Wallbridge’s Nickel Assets
In addition to gold, Wallbridge holds a large portfolio of nickel assets in Ontario and Québec as well. Kord has some comments on these assets as well. He indicated that nickel prices typically shouldn’t matter in terms of exploration. When the nickel prices are high, some companies focus their efforts on nickel but by the time they come up with the resource, nickel prices will have gone down. Cycles don’t always work in a company’s favor.
From Wallbridge’s point of view, it sees a lot of value in the nickel at its Grasset Asset, and it also sees tremendous value in its copper-nickel-PGM asset in Sudbury, Ontario.
Grasset is closely attached to Fenelon. Wallbridge sees a lot of potential for gold at Grasset. For Wallbridge to sell Grasset or do any kind of deals with anyone, you have to look at two different groups. One would be the major companies, another would be the junior companies.

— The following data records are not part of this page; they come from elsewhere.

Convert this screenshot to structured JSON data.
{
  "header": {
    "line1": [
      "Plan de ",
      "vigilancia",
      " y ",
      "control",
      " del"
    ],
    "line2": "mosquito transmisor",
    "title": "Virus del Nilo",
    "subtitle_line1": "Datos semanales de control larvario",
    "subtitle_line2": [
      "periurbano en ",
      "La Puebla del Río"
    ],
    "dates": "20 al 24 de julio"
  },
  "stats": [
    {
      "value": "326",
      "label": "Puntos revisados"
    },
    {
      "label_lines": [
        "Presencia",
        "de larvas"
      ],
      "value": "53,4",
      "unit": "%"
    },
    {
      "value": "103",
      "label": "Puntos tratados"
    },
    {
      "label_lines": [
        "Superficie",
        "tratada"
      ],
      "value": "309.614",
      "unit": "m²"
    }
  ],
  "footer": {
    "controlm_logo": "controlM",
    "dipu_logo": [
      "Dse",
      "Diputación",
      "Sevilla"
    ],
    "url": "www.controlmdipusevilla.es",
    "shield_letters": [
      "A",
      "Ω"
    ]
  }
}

At Grasset, there is 5.5 Mt of very good nickel grade but this is not something that the majors are interested in purchasing. In terms of a joint venture, there hasn’t been as much interest, particularly because of the asset’s location.
There are a lot of interested parties from the junior side. But, at the end of the day, Wallbridge doesn’t want to end up as the largest shareholder of any junior company because, obviously, they’re not going to be able to pay the cash to use towards the exploration program at Fenelon.
Until now, Wallbridge has not seen enough credible groups that can actually get more value for it than simply holding onto it until it does something better with it. The material is not rotting, it’s still in the ground, and it’s still there. A value proposition will eventually manifest.
In terms of the copper-nickel-PGM assets in Sudbury, it’s always been two joint ventures with Lonmin Canada and Stillwater. Wallbridge is working with them to unencumber those joint ventures in order to extract value.
Wallbridge is not going to spend a dollar on exploration for nickel, copper, or PGM. Its focus is on gold.
Summary Thoughts for Investors
Investors should look to additional press releases in 2022 updating the drilling results as they come in. Gold has been out of favor over the past few months. Wallbridge sees 2022 to be a better year in terms of the gold environment. The fact that the company will be sitting with CAD $40M in the treasury is a very flexible advantage that it will have over some of its competitors.
Kord intends to improve his communication efforts as well. At some point, the company will need to raise money, but it intends to do that as responsibly as it can. That’s what is needed to unlock value at its gold assets.